Watching News Coverage of Paris Attacks May Take Toll On Viewers

This weekend, the world watched in shock as terrible events unfolded in Paris. The terrorist attacks left at least 129 people dead and hundreds more wounded after a shootout in a popular restaurant in the city, multiple explosions near the Stade de France national stadium and a massacre at the Bataclan concert hall.

While survivors, witnesses and first responders of such violent events often struggle with post-traumatic stress disorder (PTSD) — which involves reliving traumatic events as if they were happening again through flashbacks, dreams and severe emotional distress or physical reactions to reminders of the event — viewing images and videos of these violent events through news coverage and social media can affect people who weren’t there in similar ways.

“Though we often focus on PTSD, there is a range of psychological responses to traumatic events,” Dr.

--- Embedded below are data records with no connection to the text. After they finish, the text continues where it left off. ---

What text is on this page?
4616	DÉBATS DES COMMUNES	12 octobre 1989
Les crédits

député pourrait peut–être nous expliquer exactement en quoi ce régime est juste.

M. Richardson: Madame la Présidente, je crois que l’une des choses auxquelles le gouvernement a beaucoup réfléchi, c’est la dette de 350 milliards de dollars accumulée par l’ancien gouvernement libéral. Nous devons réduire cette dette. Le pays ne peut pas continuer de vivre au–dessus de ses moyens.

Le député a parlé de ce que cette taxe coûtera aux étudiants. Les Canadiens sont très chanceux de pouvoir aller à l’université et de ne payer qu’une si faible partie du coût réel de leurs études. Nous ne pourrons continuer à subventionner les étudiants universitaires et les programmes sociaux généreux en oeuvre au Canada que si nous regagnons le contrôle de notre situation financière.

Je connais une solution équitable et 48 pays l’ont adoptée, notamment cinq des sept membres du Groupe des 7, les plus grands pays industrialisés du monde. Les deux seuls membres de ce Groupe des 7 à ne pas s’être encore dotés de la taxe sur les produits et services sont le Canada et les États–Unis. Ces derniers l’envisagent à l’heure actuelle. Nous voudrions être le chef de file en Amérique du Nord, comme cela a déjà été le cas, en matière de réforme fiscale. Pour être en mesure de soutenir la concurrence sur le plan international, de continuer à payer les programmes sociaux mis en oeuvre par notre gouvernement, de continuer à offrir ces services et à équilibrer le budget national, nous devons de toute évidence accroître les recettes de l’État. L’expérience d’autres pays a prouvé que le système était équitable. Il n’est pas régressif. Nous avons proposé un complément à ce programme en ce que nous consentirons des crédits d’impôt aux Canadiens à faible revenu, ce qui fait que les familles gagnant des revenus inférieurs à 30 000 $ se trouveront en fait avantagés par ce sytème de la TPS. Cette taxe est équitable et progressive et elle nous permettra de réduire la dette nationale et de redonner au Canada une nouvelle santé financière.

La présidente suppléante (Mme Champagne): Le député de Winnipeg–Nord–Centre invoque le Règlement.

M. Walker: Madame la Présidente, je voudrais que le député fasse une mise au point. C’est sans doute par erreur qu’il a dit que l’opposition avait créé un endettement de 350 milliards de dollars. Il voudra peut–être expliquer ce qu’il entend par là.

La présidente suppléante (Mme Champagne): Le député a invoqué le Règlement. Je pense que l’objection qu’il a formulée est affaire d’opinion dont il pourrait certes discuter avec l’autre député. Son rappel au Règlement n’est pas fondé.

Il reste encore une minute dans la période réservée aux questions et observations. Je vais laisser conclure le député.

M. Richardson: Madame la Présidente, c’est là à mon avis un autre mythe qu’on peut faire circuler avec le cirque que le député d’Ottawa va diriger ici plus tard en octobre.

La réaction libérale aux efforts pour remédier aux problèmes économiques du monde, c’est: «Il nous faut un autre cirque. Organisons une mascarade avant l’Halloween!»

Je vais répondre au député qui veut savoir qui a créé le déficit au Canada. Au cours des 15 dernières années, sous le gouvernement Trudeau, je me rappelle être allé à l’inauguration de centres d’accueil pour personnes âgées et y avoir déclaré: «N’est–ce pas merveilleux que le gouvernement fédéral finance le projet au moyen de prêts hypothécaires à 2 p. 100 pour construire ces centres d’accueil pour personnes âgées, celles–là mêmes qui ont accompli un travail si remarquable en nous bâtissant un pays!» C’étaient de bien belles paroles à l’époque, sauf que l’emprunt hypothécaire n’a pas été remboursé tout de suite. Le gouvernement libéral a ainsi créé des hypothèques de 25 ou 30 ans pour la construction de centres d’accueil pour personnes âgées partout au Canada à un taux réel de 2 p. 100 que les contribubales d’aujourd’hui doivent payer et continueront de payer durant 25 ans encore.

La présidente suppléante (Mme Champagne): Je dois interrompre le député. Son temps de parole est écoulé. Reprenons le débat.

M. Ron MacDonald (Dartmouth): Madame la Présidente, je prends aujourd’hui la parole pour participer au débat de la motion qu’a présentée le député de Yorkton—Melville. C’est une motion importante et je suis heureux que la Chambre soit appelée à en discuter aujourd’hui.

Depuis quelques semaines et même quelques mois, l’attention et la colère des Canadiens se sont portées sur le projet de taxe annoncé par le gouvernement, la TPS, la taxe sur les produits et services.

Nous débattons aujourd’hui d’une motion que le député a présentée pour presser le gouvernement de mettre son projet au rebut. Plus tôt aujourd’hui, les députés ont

Robert Ursano, chair of the American Psychiatric Association’s Committee on Psychiatric Dimensions of Disasters, told CBS News.

Experiencing the event either in person, through a family member or close friend or by repeated close exposure (such as by first responders or police investigators) is needed for a PTSD diagnosis, but repeated viewing of the events can still have a profound effect on mental health.

People who weren’t there may still experience responses like depression and generalized anxiety disorder, as well as psychological distress, which includes sleep disturbances, desire to stay at home and avoidance of reminders of the trauma, Ursano explained. Increased alcohol and tobacco use are also common psychological responses to traumatic events.